Возможно, развязка этой истории вам знакома, о ней тотчас возвестили газеты, а некоторое время спустя были написаны и книги. Когда в ночь с 14 на 15 апреля 1912 года ввиду берегов Ньюфаундленда затонул «Титаник», одной из самых невосполнимых потерь стал единственный в мире экземпляр рукописи «Рубайят» Омара Хайяма, персидского мудреца, поэта и астронома.

О самой катастрофе мне нечего добавить: уже подсчитано, скольких людей она лишила жизни, каков урон, понесенный владельцами компании. С тех пор минуло шесть лет. Меня занимает лишь судьба того полнокровного творения человеческого духа, воплощенного с помощью бумаги и чернил, чьим недостойным хранителем я являлся краткий миг. Ведь это я, Бенжамен О. Лесаж, вырвал его из цепких объятий его родной Азии. Ведь это в моем багаже попало оно на «Титаник». Ведь это мой надменный век положил конец его существованию, длившемуся не одно столетие.

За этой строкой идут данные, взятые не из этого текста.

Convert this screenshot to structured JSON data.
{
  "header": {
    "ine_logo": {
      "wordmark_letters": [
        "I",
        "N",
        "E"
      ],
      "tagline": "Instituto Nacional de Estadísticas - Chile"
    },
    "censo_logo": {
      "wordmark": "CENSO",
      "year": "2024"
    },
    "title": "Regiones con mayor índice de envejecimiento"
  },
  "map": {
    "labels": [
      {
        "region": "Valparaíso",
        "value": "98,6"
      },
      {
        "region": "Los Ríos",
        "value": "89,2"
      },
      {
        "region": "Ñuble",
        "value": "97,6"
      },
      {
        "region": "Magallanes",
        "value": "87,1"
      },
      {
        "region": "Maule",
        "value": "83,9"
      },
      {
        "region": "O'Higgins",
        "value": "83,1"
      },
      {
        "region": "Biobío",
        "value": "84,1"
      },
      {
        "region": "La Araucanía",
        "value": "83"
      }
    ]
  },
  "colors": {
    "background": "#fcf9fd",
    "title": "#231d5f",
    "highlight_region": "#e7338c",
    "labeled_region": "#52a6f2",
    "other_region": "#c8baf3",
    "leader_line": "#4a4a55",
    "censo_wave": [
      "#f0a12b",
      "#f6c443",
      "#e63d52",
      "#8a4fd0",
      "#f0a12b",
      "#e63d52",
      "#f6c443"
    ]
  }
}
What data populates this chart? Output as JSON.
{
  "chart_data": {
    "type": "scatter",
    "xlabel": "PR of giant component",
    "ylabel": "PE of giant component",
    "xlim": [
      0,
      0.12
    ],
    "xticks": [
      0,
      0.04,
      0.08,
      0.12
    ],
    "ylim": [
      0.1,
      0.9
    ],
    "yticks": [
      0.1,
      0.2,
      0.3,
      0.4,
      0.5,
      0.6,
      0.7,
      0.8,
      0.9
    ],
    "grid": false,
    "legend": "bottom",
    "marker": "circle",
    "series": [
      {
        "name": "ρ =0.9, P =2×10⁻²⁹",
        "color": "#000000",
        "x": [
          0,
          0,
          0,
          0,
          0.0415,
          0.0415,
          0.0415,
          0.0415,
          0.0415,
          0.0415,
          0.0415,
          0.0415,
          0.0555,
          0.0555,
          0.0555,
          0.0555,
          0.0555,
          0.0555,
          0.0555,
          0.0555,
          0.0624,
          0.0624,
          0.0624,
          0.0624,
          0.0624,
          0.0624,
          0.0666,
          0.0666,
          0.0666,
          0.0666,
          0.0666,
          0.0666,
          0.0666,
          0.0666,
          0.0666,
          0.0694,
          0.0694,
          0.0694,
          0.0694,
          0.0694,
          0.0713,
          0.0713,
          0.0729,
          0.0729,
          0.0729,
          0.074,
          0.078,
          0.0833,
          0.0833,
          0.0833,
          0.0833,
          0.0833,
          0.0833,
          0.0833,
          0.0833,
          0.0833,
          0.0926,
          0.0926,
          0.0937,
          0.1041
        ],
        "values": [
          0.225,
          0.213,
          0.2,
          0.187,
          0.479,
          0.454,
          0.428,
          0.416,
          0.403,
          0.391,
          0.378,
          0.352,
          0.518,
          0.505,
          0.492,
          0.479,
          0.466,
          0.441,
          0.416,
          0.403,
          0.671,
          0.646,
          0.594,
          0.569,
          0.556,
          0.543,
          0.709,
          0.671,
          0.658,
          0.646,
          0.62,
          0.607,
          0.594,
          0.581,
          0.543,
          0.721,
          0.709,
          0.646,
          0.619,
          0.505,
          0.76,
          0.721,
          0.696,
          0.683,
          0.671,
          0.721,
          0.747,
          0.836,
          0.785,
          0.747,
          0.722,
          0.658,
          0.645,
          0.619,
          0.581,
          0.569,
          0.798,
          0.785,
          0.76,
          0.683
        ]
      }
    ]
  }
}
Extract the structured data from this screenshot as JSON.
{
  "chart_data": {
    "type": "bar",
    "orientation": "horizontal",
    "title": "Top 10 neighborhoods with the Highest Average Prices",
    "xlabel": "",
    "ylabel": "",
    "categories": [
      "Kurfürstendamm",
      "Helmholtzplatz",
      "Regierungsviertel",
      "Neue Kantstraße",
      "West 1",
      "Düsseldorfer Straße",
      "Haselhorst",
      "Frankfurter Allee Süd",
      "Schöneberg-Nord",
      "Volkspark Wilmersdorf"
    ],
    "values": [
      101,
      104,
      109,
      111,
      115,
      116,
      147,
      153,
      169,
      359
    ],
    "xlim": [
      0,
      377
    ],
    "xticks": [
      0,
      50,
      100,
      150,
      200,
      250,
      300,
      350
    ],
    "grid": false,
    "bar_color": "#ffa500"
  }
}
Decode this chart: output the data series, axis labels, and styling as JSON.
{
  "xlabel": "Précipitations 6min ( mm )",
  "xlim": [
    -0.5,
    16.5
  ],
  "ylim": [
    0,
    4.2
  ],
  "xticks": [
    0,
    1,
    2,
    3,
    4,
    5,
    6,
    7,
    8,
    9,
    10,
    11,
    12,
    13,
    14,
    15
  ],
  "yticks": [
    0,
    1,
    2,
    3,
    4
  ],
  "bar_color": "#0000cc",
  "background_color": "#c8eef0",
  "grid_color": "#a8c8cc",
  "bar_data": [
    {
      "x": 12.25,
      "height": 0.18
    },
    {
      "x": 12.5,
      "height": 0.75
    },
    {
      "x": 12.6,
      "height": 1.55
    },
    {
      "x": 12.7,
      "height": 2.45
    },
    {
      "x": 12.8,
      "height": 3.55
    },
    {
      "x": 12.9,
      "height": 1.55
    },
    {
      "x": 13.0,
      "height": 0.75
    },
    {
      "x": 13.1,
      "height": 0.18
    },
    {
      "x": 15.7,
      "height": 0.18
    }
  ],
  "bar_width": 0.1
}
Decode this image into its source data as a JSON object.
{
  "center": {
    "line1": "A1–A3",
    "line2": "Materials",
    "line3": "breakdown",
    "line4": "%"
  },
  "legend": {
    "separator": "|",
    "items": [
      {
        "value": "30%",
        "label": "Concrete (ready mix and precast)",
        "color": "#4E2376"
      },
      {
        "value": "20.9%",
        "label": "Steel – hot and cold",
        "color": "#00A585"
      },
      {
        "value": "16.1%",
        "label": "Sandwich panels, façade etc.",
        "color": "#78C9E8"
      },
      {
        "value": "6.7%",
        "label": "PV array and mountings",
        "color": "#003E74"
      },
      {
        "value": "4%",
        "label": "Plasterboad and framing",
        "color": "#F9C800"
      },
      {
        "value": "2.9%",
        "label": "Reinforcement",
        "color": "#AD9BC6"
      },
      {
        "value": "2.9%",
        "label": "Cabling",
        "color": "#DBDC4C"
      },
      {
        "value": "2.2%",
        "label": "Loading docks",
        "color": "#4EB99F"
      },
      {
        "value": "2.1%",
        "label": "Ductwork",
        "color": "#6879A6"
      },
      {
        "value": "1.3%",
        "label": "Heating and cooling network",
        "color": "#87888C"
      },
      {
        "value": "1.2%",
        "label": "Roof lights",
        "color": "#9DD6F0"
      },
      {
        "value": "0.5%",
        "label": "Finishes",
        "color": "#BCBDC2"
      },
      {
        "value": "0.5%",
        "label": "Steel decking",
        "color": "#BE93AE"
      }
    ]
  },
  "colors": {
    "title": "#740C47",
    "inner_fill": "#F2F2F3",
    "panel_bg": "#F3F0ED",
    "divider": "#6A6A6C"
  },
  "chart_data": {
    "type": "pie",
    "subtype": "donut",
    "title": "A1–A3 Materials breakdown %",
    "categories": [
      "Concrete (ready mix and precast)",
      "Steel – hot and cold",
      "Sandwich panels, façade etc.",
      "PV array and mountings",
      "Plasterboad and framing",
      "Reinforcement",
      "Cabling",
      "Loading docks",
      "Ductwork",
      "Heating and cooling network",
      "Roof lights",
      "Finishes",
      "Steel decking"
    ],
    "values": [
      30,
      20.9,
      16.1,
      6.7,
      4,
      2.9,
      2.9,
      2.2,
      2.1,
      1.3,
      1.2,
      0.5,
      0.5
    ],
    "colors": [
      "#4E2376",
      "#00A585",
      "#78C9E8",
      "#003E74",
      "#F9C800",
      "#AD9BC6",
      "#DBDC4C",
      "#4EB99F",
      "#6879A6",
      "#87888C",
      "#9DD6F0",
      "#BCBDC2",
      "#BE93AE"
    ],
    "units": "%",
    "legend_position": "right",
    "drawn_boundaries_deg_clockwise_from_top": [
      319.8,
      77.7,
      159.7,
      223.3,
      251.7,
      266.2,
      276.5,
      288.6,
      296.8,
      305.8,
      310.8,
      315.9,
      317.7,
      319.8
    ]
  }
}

С тех пор мир все больше обагряется кровью и погружается во тьму, а мне жизнь так больше ни разу и не улыбнулась. Я намеренно отстранился от себе подобных, чтобы слышать один голос памяти, лелеять одну простодушную надежду и созерцать одно видение: наступает завтра, и защищенная прочным золотым корпусом ларца, нетронутая тленом рукопись поднимается из мутных морских глубин, обогащенная еще одной страницей — подводной одиссеей. Пальцам снова дано открыть ее, перелистать, а плененным красотой очам проследить за ее необычайной судьбой, изложенной на полях и неотделимой от судьбы ее создателя с его первыми рифмами, первыми пьянительными успехами и страхами. А попутно и за историей секты ассасинов.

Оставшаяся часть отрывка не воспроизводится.